Пройдя торговые ряды, я пересек площадь 850–летия Владимира (ого, это уже столько!) и вплотную подошел к величественному белому пятиглавому храму – кафедральному Успенскому собору. Он возвышался на крутом берегу Клязьмы, откуда открывался просторный вид на извилистую ленту реки и долину поймы в сизой дымке. Внутри храм казался еще более огромным – откуда-то сверху, из щелевидных окон центрального барабана струились в затемненное пространство храма расплывчатые лучи солнца. Я встал в очередь к мощам великого благоверного князя Александра Невского, русского Иосифа, Солнца Земли Русской и пока стоял, наблюдая земные поклоны паломников, вспомнил слова преподобного Серафима Саровского.
"Неоднократно, – пишет Мотовилов, – слышал я из уст великого угодника Божия старца о. Серафима , что он плотью своею в Сарове лежать не будет. И вот однажды осмелился я спросить его: – Вот вы, батюшка, все говорить изволите, что плотию вашею вы в Сарове лежать не будете. Так нешто вас Саровские отдадут?

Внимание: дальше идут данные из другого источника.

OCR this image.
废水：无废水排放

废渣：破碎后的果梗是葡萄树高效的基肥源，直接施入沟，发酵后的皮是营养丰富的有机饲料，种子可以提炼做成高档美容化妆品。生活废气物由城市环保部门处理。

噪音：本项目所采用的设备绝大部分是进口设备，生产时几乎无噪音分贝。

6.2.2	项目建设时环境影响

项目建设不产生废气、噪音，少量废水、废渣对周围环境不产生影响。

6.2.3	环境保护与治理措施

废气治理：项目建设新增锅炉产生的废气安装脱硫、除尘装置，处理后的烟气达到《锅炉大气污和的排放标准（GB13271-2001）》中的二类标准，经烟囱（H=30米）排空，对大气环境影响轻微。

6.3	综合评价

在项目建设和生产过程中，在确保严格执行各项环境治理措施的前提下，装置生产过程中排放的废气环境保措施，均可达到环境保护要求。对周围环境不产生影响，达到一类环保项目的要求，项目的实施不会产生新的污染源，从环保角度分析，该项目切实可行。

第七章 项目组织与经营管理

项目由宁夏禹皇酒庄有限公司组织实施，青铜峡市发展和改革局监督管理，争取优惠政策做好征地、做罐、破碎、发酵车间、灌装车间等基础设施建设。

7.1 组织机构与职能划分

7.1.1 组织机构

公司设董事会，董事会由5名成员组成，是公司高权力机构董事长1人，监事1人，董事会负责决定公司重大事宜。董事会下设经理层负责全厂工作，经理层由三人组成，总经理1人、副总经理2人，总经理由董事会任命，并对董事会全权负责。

На сие батюшка, приятно улыбнувшись и взглянув на меня, изволил мне ответить так:
— Ах, ваше боголюбие, ваше боголюбие, как вы! Уж на что царь Петр-то был царь из царей, а пожелал мощи св. благоверного князя Александра Невского перенести из Владимiра в Петербург, а святые мощи того не похотели и в Петербурге их нет.